U.S. Pat. No. 1,869,178 and all other extrinsic materials discussed herein are incorporated by reference in their entirety. Where a definition or use of a term in an incorporated reference is inconsistent or contrary to the definition of that term provided herein, the definition of that term provided herein applies and the definition of that term in the reference does not apply.
One common problem with ducts in acoustic systems is excessive noise at high sound pressure levels (“SPL”). Since SPL is directly related to volume (e.g., loudness), poor duct designs can severely limit the acoustic performance of an acoustic system. As used herein, “acoustic performance” refers to an acoustic system's ability to produce sound waves with desirable characteristics. Desirable acoustic characteristics may differ depending on the application. Examples of desirable acoustic characterizes may include the ability to output a large frequency range of sound at high volumes with little or no noise. As used herein, the term “noise” refers generally to audio waves other than an input signal.
One primary source of noise in acoustic system ducts is the occurrence of boundary layer separation (i.e., flow separation) and vortices along the interior length of the duct and at the exit. In order to prevent boundary layer separation and vortices, acoustic system designers have historically followed the design rule of keeping the duct's air output velocity below 5% of the velocity of sound (approximately 17 m/s). See, for example, “Vented-Box Loudspeaker Systems Part II: Large-Signal Analysis,” by Richard Small (JAES Vol 21, No 6, July/August 1973). Unfortunately, this design rule leads to ducts that have larger cross-sectional areas and longer lengths for a designed resonance. For miniature acoustic systems (e.g., smart phones, tablets, flat screen displays, etc) this design rule results in unsatisfactory acoustic performance.

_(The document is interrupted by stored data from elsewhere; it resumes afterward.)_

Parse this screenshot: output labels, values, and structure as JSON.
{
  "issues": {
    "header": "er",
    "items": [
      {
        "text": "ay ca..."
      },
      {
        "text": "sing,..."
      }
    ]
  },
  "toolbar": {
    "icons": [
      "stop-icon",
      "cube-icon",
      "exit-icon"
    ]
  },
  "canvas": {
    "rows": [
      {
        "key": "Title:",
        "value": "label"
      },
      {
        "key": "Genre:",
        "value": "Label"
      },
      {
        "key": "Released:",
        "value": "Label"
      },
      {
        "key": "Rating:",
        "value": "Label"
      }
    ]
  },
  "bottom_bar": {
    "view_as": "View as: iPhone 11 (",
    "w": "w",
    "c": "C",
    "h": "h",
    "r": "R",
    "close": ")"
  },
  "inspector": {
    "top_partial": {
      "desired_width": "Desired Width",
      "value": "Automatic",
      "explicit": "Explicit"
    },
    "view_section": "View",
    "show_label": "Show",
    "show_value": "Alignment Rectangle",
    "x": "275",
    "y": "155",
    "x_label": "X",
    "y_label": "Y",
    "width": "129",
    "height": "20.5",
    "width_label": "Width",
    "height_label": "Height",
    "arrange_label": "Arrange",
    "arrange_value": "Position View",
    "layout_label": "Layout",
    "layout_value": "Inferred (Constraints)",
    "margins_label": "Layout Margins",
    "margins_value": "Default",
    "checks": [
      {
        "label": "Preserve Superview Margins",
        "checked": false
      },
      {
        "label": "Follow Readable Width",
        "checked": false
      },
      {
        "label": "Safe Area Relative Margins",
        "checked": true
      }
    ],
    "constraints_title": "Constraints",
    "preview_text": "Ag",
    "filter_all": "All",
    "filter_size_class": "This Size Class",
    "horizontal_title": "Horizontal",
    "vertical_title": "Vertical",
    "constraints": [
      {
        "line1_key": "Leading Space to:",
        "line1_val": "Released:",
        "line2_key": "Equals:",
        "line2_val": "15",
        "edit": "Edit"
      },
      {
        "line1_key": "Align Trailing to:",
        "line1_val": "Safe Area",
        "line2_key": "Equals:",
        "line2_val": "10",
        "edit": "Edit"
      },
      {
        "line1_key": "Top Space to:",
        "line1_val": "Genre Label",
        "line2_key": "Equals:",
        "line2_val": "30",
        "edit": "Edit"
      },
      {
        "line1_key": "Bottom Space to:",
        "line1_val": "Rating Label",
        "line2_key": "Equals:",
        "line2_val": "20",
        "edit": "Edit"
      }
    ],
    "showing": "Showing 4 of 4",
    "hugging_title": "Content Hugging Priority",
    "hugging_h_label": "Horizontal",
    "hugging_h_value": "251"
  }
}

As an alternative approach, many designers are now providing ducts with flares (i.e., ducts that have a cross sectional areas that transition from large to small, then back to large). See, for example, U.S. Pat. Nos. 5,714,721, 5,892,183, 7,711,134, and International Patent Application Publication No. WO 90/11668. Flares help to reduce vortices at the duct exit and allow for smaller and shorter ducts than the “5% rule” for a designed resonance.
U.S. Pat. No. 5,714,721 describes another approach, in which a duct has a cross sectional profile that smoothly transitions from large-to-small-to-large. The duct's cross sectional profile is designed to expand and compress the air flow in the duct, thus reducing the air exit velocity below the recommended 5% value. U.S. Pat. No. 5,892,183 further describes a duct that has an expanding cross sectional profile of roughly seven degrees and a parabolic profile to avoid boundary layer separation. Unfortunately, these design approaches fail to fully optimize acoustic performance for any given space constraint.

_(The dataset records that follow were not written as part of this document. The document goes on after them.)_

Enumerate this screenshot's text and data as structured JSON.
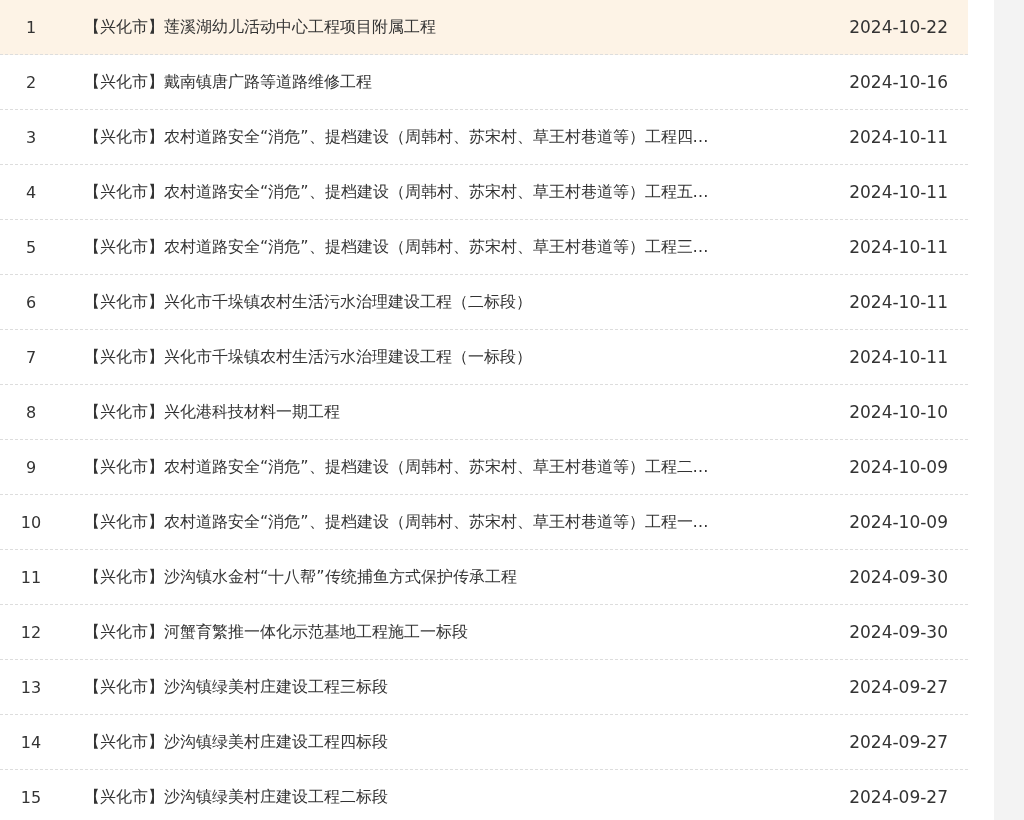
{
  "rows": [
    {
      "index": "1",
      "title": "【兴化市】莲溪湖幼儿活动中心工程项目附属工程",
      "date": "2024-10-22",
      "selected": true
    },
    {
      "index": "2",
      "title": "【兴化市】戴南镇唐广路等道路维修工程",
      "date": "2024-10-16",
      "selected": false
    },
    {
      "index": "3",
      "title": "【兴化市】农村道路安全“消危”、提档建设（周韩村、苏宋村、草王村巷道等）工程四…",
      "date": "2024-10-11",
      "selected": false
    },
    {
      "index": "4",
      "title": "【兴化市】农村道路安全“消危”、提档建设（周韩村、苏宋村、草王村巷道等）工程五…",
      "date": "2024-10-11",
      "selected": false
    },
    {
      "index": "5",
      "title": "【兴化市】农村道路安全“消危”、提档建设（周韩村、苏宋村、草王村巷道等）工程三…",
      "date": "2024-10-11",
      "selected": false
    },
    {
      "index": "6",
      "title": "【兴化市】兴化市千垛镇农村生活污水治理建设工程（二标段）",
      "date": "2024-10-11",
      "selected": false
    },
    {
      "index": "7",
      "title": "【兴化市】兴化市千垛镇农村生活污水治理建设工程（一标段）",
      "date": "2024-10-11",
      "selected": false
    },
    {
      "index": "8",
      "title": "【兴化市】兴化港科技材料一期工程",
      "date": "2024-10-10",
      "selected": false
    },
    {
      "index": "9",
      "title": "【兴化市】农村道路安全“消危”、提档建设（周韩村、苏宋村、草王村巷道等）工程二…",
      "date": "2024-10-09",
      "selected": false
    },
    {
      "index": "10",
      "title": "【兴化市】农村道路安全“消危”、提档建设（周韩村、苏宋村、草王村巷道等）工程一…",
      "date": "2024-10-09",
      "selected": false
    },
    {
      "index": "11",
      "title": "【兴化市】沙沟镇水金村“十八帮”传统捕鱼方式保护传承工程",
      "date": "2024-09-30",
      "selected": false
    },
    {
      "index": "12",
      "title": "【兴化市】河蟹育繁推一体化示范基地工程施工一标段",
      "date": "2024-09-30",
      "selected": false
    },
    {
      "index": "13",
      "title": "【兴化市】沙沟镇绿美村庄建设工程三标段",
      "date": "2024-09-27",
      "selected": false
    },
    {
      "index": "14",
      "title": "【兴化市】沙沟镇绿美村庄建设工程四标段",
      "date": "2024-09-27",
      "selected": false
    },
    {
      "index": "15",
      "title": "【兴化市】沙沟镇绿美村庄建设工程二标段",
      "date": "2024-09-27",
      "selected": false
    }
  ]
}
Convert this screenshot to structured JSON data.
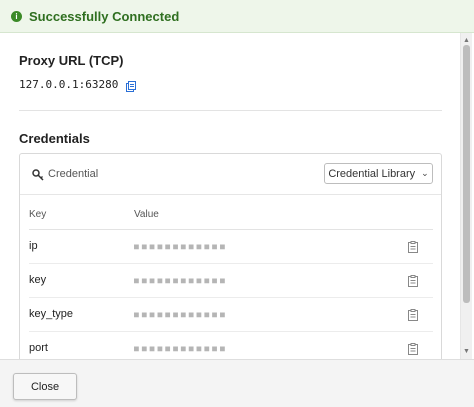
{
  "banner": {
    "icon": "info-icon",
    "text": "Successfully Connected",
    "color": "#2f6f20"
  },
  "proxy": {
    "title": "Proxy URL (TCP)",
    "value": "127.0.0.1:63280",
    "copy_icon": "copy-icon"
  },
  "credentials": {
    "title": "Credentials",
    "panel_icon": "key-icon",
    "panel_label": "Credential",
    "library_button": "Credential Library",
    "columns": {
      "key": "Key",
      "value": "Value"
    },
    "rows": [
      {
        "key": "ip",
        "value_masked": "■■■■■■■■■■■■"
      },
      {
        "key": "key",
        "value_masked": "■■■■■■■■■■■■"
      },
      {
        "key": "key_type",
        "value_masked": "■■■■■■■■■■■■"
      },
      {
        "key": "port",
        "value_masked": "■■■■■■■■■■■■"
      }
    ]
  },
  "footer": {
    "close_label": "Close"
  }
}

U.S. Pat. No. 7,711,134 describes yet another approach, in which a duct cross sectional profile is designed as a function of its pressure gradient. More specifically, the duct is configured such that it achieves a constant pressure gradient. A similar approach is described in International Patent Application Publication No. WO 90/11668, which describes a duct that has an elliptical/hyperbola profile. While advantageous in some aspects, this approach unnecessarily limits the duct design to only those shapes and configurations that result in constant pressure gradients. More importantly, this approach fails to account for the real underlying factors that affect boundary layer separation and, like the previous approaches, fails to fully optimize acoustic performance for any given space constraint.
While these design approaches provide some improvement to previous acoustic systems, they fail to appreciate the true underlying factors that affect the performance of acoustic systems. It would be advantageous to provide an approach to duct designing that better optimizes acoustic performance within a constrained space by accounting for the underlying factors that affect the acoustic performance.
Thus there is still a need for improved duct designs and duct design rules.